國家安全部終於派人了,興奮歸興奮,但多爾很快發現了新的問題。來人是來人了,可他們怎麼找到他?要給他們留下線索嗎?他還不想找新的住所,也不能把他們引到冷若冰家裏。

想了一會多爾拿出手機撥通了泥鰍的電話。過了好一會泥鰍才接起電話。「師父……」沙啞的聲音聽起來有些有氣無力,看來這幾天沒睡好覺呢。

多爾淡淡的問道。「怎麼樣?還能繼續嗎?」

「……」電話那頭沉默了一會,聽筒里只傳來沉重的呼吸聲。多爾也沒有催他,靜靜的等著。如果實在不行他也不會勉強,畢竟不是人人都能像他們這樣冷血的收割人命。這傢伙一定是看的電影太多了。以為當殺手是很酷,很風光的事情。結果親手殺了人卻發現根本不是那回事。當一個正常人殺人之後的幾天或者幾個月通常都是很難熬的黑暗期。除非是那種心理素質極好的人或是心理極度扭曲的人才會不把它當回事。最快速脫離這種黑暗期的辦法就是再次殺人,殺完了要麼習慣了,不再害怕,要麼徹底崩潰,或自殺,或自首。

終於,十多分鐘后泥鰍咬咬牙道。「師父,沒問題。」

多爾挑了挑眉,真的沒問題嗎?不過也沒說什麼,讓他來一家小區門口。

半個小時后泥鰍滿頭大汗的趕來。看到他的裝扮多爾差點笑出來。豎起衣領、戴着帽子,還用報紙擋住面部,只露出一雙眼睛,緊張的望后望左顧右盼,像做賊似的。看到坐在長椅上的多爾趕緊跑過來坐到旁邊喘著粗氣。

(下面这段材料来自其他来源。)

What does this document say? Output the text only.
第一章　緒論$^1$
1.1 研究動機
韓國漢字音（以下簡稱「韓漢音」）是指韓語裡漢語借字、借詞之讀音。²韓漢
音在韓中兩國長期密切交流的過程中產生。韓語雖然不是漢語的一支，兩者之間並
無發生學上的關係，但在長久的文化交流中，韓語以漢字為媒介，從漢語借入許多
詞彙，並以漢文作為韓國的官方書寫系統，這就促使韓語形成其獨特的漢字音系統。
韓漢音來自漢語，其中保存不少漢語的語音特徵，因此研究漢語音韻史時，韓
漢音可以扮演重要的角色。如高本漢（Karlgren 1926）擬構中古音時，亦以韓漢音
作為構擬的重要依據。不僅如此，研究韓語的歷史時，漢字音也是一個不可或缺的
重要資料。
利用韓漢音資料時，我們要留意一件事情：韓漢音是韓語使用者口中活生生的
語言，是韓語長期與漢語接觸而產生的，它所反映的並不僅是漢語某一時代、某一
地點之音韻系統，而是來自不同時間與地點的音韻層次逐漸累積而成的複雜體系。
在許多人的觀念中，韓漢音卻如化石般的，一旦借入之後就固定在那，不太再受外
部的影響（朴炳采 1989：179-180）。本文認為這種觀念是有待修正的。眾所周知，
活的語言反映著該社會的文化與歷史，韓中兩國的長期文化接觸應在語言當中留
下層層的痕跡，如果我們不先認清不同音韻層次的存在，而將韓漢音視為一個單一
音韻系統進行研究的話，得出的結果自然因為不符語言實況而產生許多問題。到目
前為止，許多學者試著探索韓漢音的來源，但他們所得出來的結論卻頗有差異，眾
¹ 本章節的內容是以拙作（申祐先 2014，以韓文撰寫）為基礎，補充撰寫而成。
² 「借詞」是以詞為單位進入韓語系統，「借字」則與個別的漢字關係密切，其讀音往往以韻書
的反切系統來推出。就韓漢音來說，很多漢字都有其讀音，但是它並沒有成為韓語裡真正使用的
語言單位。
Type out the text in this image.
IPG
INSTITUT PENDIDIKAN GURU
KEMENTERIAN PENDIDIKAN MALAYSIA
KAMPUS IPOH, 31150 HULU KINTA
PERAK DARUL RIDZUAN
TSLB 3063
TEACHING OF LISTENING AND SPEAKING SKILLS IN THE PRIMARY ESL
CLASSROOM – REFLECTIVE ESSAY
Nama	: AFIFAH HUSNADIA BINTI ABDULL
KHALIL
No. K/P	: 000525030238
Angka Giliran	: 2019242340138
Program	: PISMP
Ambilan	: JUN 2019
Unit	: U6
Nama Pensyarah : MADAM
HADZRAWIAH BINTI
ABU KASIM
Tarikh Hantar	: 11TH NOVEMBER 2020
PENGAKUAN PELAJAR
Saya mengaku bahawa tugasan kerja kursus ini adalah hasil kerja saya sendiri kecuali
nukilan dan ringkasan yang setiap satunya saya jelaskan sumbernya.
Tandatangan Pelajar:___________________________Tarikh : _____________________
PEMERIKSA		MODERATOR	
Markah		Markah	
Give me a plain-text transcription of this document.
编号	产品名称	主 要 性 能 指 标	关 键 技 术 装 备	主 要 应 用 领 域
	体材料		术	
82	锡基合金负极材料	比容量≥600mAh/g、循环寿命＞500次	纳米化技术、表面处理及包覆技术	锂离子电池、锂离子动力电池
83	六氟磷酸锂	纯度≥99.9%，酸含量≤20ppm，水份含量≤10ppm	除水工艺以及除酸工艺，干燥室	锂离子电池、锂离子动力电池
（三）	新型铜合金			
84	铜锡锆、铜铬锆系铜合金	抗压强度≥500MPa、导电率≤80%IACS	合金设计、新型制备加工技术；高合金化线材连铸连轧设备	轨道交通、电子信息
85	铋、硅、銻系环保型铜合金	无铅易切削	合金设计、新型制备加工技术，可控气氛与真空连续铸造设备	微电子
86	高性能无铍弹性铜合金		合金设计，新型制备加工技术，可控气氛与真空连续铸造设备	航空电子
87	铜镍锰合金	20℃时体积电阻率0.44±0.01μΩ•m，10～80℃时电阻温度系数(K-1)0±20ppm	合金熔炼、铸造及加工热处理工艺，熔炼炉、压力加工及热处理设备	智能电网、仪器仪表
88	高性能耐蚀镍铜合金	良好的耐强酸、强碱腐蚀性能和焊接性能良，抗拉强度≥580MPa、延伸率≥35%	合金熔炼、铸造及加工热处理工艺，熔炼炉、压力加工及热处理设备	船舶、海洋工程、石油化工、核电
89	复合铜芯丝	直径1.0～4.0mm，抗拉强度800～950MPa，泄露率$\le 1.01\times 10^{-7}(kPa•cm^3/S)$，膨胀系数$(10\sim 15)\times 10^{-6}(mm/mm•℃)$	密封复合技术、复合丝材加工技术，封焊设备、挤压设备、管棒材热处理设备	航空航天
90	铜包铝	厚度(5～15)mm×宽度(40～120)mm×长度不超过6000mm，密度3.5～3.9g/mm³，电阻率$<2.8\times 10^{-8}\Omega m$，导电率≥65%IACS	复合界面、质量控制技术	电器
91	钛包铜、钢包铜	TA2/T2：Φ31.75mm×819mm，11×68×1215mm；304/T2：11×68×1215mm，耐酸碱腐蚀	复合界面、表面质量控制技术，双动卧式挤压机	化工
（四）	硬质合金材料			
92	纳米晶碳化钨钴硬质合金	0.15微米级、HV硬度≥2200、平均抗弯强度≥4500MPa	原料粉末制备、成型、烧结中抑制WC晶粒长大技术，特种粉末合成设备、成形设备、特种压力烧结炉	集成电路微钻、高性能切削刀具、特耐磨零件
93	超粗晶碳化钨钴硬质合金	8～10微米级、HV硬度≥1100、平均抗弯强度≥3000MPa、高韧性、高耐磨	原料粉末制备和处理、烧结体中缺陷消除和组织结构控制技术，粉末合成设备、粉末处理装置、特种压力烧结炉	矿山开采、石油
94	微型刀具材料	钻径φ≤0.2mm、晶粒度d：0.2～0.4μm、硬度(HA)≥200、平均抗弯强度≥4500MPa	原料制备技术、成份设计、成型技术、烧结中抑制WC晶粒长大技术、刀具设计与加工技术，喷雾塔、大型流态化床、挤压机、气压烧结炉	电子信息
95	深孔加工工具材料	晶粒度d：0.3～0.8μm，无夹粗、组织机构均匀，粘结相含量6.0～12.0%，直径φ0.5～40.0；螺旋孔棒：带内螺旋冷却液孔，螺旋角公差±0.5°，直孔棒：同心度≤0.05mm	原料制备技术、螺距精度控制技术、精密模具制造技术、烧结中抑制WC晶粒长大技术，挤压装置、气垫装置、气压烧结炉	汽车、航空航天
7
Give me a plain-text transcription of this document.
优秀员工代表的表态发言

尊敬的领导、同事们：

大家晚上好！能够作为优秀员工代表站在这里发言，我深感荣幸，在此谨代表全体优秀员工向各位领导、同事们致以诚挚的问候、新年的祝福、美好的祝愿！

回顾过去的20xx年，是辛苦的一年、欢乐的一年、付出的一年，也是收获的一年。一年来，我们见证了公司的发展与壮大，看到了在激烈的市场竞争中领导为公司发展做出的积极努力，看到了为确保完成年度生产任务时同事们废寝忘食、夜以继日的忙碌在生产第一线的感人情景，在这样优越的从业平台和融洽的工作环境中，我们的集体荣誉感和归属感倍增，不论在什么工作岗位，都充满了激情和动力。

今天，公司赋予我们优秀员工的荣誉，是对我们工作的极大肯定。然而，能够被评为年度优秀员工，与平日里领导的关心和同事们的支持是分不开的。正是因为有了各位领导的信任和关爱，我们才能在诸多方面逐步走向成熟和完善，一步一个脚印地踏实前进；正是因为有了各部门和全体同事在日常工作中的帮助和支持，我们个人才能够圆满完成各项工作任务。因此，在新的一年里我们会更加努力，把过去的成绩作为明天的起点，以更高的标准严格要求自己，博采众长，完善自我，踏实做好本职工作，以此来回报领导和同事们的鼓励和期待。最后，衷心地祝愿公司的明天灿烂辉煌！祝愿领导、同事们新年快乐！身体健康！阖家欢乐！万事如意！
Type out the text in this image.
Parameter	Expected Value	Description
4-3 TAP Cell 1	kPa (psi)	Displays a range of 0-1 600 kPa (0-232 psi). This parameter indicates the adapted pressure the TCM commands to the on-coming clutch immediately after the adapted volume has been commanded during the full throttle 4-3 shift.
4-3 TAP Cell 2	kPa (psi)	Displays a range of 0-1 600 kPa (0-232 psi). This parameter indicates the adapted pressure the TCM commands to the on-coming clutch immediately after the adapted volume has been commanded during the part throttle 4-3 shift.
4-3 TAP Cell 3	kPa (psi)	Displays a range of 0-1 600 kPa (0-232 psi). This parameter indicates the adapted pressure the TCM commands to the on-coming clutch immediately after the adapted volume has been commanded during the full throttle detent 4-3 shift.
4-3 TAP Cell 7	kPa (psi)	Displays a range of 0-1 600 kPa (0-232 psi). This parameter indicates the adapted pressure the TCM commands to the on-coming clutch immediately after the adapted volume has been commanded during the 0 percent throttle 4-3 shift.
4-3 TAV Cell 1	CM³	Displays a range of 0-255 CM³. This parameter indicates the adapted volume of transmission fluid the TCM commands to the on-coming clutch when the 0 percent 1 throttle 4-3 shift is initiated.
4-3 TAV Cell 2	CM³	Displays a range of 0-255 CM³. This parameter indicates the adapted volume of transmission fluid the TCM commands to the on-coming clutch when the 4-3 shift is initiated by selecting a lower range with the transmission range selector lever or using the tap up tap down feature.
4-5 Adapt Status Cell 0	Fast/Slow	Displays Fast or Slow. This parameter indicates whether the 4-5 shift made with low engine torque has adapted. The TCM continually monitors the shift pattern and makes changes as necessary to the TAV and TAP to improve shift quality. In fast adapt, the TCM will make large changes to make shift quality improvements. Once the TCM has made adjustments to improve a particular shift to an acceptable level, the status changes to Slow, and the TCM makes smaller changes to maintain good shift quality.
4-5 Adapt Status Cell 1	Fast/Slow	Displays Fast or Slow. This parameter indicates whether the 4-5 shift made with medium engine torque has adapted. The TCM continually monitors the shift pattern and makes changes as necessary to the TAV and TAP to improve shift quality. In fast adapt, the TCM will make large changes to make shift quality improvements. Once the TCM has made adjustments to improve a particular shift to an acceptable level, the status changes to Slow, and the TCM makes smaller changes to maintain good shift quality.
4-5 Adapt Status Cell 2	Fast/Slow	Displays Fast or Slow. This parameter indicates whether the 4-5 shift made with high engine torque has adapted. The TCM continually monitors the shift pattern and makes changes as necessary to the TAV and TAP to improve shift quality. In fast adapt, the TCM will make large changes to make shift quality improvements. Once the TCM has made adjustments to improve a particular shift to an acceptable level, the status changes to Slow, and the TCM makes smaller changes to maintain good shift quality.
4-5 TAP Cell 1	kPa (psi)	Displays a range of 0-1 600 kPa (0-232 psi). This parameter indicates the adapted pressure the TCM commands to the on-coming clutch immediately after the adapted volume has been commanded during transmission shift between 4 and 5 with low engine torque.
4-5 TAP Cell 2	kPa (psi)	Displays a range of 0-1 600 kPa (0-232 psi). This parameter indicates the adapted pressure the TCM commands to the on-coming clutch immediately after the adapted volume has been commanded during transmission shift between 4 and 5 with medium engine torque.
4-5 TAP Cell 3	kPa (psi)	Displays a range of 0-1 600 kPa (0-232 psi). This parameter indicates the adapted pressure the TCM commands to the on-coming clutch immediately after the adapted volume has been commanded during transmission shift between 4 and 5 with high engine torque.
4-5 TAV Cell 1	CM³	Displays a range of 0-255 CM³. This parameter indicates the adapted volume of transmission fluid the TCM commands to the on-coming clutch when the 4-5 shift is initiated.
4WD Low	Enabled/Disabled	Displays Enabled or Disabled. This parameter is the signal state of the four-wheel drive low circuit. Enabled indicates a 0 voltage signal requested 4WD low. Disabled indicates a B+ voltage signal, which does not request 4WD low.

多爾一把將報紙搶過來扔進旁邊的垃圾桶里。幾天不見泥鰍整個人都瘦了一圈,連黑眼圈都熬出來了。

多爾拍了拍他的肩膀。「不用這麼緊張,放鬆點。」

泥鰍還在左顧右盼,緊張道。「師父,我來的時候碰到幾個警察。他們好像都盯着我看。他們是不是已經知道……」還沒說完就被多爾打斷。「那次的事情不是做的挺乾淨么,你怕警察幹什麼。就算是你殺的警察也以為是『熾天使』殺的,你是『熾天使』嗎?」

「可是……」泥鰍張了張嘴,欲言又止,低下頭搓着手不知道想着什麼。

「你說那個人該不該死?」多爾也沒那麼多時間給他進行心理輔導。最簡單的辦法就是誘導他的意識將被他殺的人定成某種有罪的個體,而他是出於懲罰和處決的態度殺人的。這樣一來他心中的正義感就會勝過負罪感。

泥鰍馬上抬頭,堅定道。「當然該死。」隨即苦着臉,喃喃道。「可是……」

多爾繼續問道。「我知道你心裏想什麼,你是想你既不是警察也不是法官,沒權利殺死他對不對?」泥鰍有些吃驚的看了他一眼,微微點頭。

多爾冷笑道。「好,既然只有那些警察和法官有權利定他的罪,可他們定了么?他為什麼還會逍遙法外?」

泥鰍小聲咕噥道。「是因為沒證據……」

這才是重點。「沒證據就等於他不該死?」

泥鰍一愣,皺着眉,陷入沉思,臉上的緊張神情逐漸消退,取而代之的是堅定。半晌緩慢而沉着的點頭。「該死。」

多爾淡淡笑了笑。「那你現在還覺得害怕嗎?」

「……」泥鰍搖搖頭,將帽子揉成一團也扔進垃圾箱裏,挺直了腰桿。「不會了。謝謝師父。我感覺好多了。那我們現在也去殺人嗎?」語氣里還透著一絲期待。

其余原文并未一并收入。